Selasa 17 Feb 2015 20:50 WIB

Pengesahan UU Pilkada Dihujani Catatan Fraksi

Rep: Agus Raharjo/ Red: Djibril Muhammad
Sidang Paripurna DPR RI
Sidang Paripurna DPR RI

REPUBLIKA.CO.ID, JAKARTA -- Undang-Undang Nomor 1 tahun 2015 tentang Pemilihan Kepala Daerah resmi disahkan DPR RI, Selasa (17/2). Dalam sidang paripurna yang dipimpin Wakil Ketua DPR RI, Fadli Zon ini, dihujani catatan fraksi-fraksi di DPR RI.

Hujan catatan datang dari Fraksi Gerindra, Demokrat, Partai Amanat Nasional (PAN), PKB, PPP, dan Nasdem.

Dalam catatannya, Fraksi Gerindra menyoroti pasal 7 ayat t yang menyebut calon kepala daerah harus mengundurkan diri sebagai anggota TNI, Polri dan PNS sejak mendaftarkan diri sebagai calon.

Hal itu dinilai terlalu kejam. Harusnya calon kepala daerah hanya mengundurkan diri sementara saat mendaftar sebagai calon kepala daerah.

Fraksi Demokrat memberikan catatan soal uji publik yang dihapus dalam UU Pilkada. Menurut Demokrat uji publik merupakan sarana pembelajaran politik bagi masyarakat.

Fraksi PAN juga memberi catatan dalam pengesahan UU Pilkada ini. Menurut PAN, dari hasil simulasi baik di komisi dan KPU siap menyelenggarakan Pilkada di 2016.

Artinya, pemerintah harus lebih cermat dalam melakukan persiapan pilkada, sehingga pilkada tahap pertama tidak menimbulkan ekses di tahapan pilkada serentak.

Fraksi PKB juga memberi catatan soal pelaksanaan pilkada yang serentak terlalu lama.

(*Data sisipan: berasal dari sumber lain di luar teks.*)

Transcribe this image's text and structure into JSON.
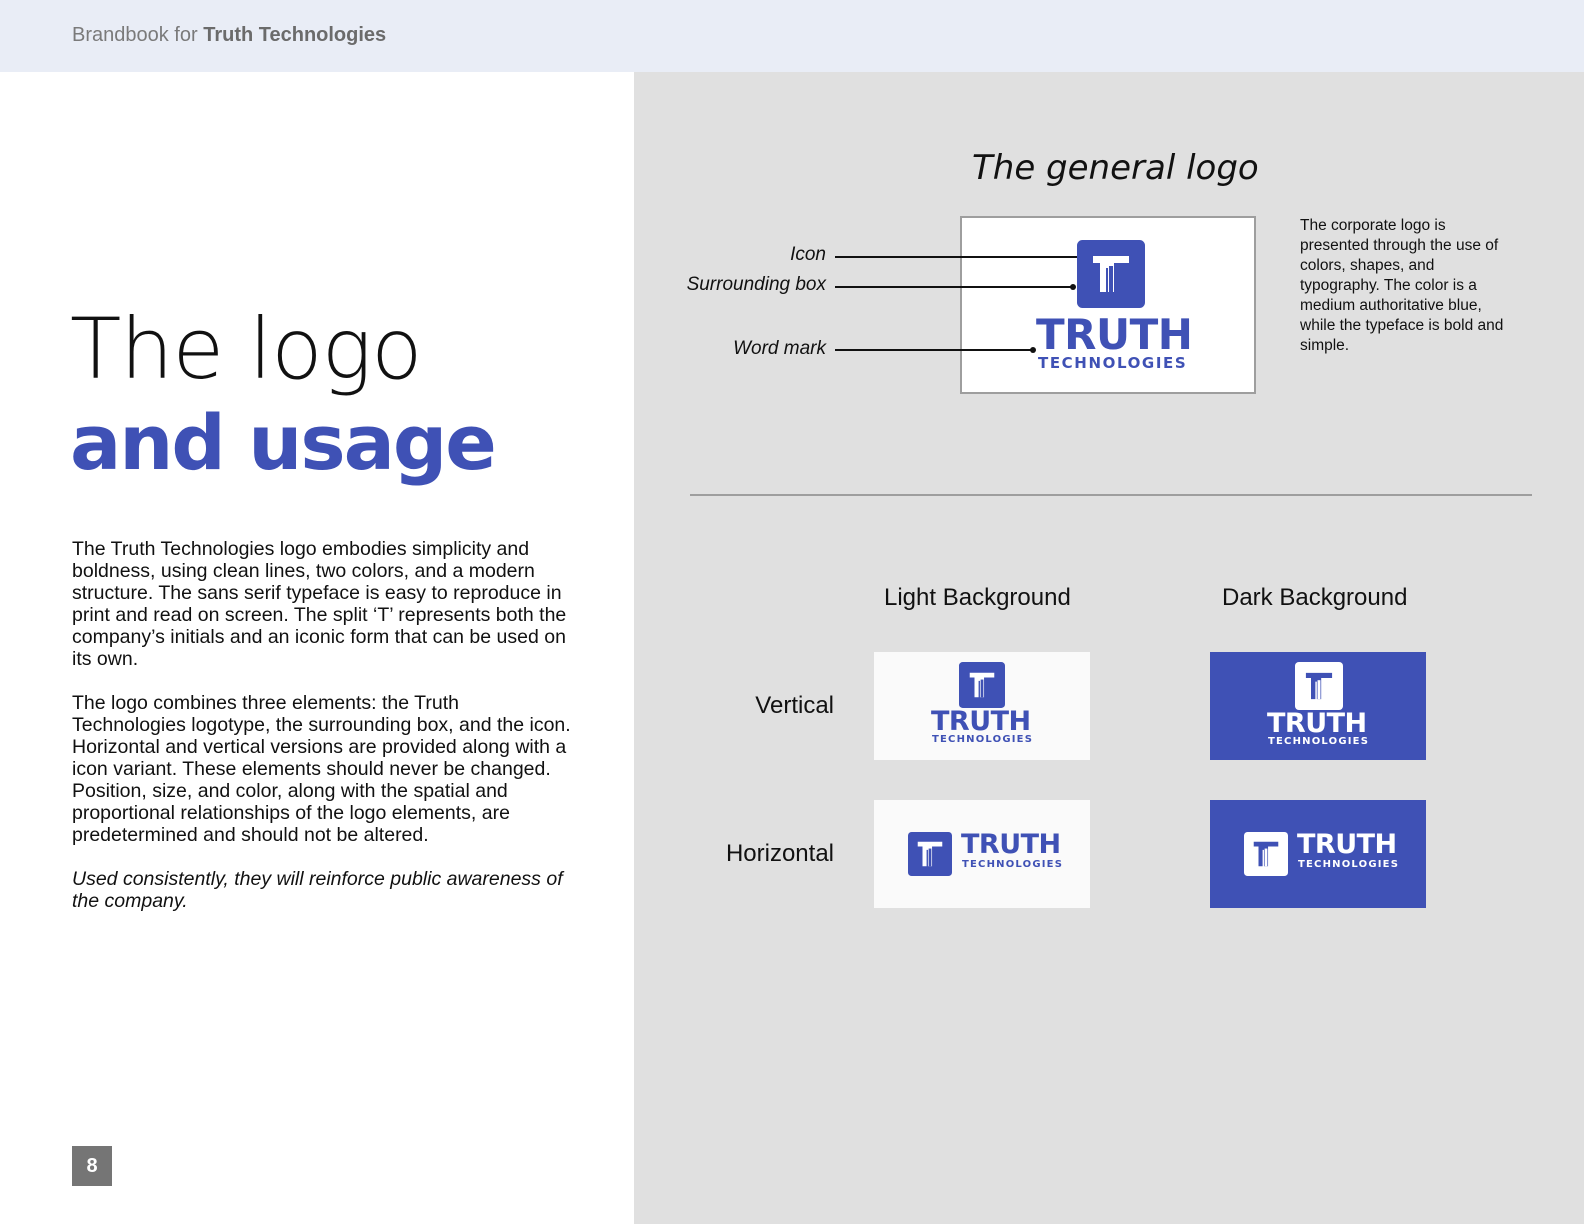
{
  "header": {
    "prefix": "Brandbook for",
    "company": "Truth Technologies"
  },
  "title": {
    "line1": "The logo",
    "line2": "and usage"
  },
  "body": {
    "paragraph1": "The Truth Technologies logo embodies simplicity and boldness, using clean lines, two colors, and a modern structure.  The sans serif typeface is easy to reproduce in print and read on screen.  The split ‘T’ represents both the company’s initials and an iconic form that can be used on its own.",
    "paragraph2": "The logo combines three elements: the Truth Technologies logotype, the surrounding box, and the icon.  Horizontal and vertical versions are provided along with a icon variant.  These elements should never be changed.  Position, size, and color, along with the spatial and proportional relationships of the logo elements, are predetermined and should not be altered.",
    "paragraph3": "Used consistently, they will reinforce public awareness of the company."
  },
  "page_number": "8",
  "general_logo": {
    "title": "The general logo",
    "callouts": {
      "icon": "Icon",
      "surrounding_box": "Surrounding box",
      "word_mark": "Word mark"
    },
    "description": "The corporate logo is presented through the use of colors, shapes, and typography.  The color is a medium authoritative blue, while the typeface is bold and simple."
  },
  "logo": {
    "wordmark": "TRUTH",
    "subline": "TECHNOLOGIES"
  },
  "variants": {
    "col_light": "Light Background",
    "col_dark": "Dark Background",
    "row_vertical": "Vertical",
    "row_horizontal": "Horizontal"
  },
  "colors": {
    "brand_blue": "#3f51b5",
    "light_bg": "#fafafa",
    "panel_bg": "#e0e0e0",
    "header_bg": "#e9edf6"
  },
  "icons": {
    "logo_icon": "split-t-icon"
  }
}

Partai Persatuan Pembangunan (PPP) memberi dua catatan pada UU Pilkada ini. Anggota fraksi PPP, Arsul Sani mengatakan, catatan pertama adalah PPP meminta ada pengawas teknologi di proses rekapitulasi suara.

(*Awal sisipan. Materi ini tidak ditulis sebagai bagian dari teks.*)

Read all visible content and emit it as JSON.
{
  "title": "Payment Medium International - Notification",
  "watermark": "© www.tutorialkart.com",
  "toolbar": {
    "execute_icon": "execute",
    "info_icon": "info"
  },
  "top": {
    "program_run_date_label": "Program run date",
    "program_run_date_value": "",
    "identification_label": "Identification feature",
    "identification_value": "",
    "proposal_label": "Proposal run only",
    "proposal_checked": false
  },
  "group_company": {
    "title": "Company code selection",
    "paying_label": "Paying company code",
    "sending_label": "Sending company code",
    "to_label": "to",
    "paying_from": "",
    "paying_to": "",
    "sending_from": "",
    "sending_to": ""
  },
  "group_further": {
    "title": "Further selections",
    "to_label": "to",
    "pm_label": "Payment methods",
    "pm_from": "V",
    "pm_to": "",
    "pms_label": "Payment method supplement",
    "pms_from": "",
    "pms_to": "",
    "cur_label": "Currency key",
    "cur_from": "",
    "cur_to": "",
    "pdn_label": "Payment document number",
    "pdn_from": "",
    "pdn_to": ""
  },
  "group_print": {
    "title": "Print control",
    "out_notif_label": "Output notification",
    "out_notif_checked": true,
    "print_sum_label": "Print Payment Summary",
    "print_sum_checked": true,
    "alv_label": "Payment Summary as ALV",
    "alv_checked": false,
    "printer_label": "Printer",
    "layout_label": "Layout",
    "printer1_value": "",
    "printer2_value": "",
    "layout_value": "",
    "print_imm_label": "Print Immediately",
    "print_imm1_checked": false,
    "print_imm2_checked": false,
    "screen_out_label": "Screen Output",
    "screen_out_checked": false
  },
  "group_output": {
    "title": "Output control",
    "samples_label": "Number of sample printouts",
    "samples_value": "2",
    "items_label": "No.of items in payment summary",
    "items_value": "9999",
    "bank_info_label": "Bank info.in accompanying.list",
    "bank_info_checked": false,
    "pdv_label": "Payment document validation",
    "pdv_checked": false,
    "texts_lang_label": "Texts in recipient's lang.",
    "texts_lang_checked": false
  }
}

Selama ini, tim pengawas hanya ada di Tempat Pemungutan Suara (TPS). Catatan kedua adalah soal uji publik. Menurut PPP, Uji publik penting dilakukan. "Substansi uji publik penting karena semangatnya adalah memberi pengetahuan yang luas pada masyarakat," kata dia saat sidang paripurna, Selasa (17/2).

Fraksi Nasdem juga memberi catatan pada UU Pilkada. Terutama soal kampanye terbatas di pasal 65 ayat a soal kampanye yang dilakukan dengan pertemuan terbatas. Pertemuan terbatas ini tidak dijelaskan lebih lanjut secara detail. Hal ini kemungkinan dapat menimbulkan multitafsir.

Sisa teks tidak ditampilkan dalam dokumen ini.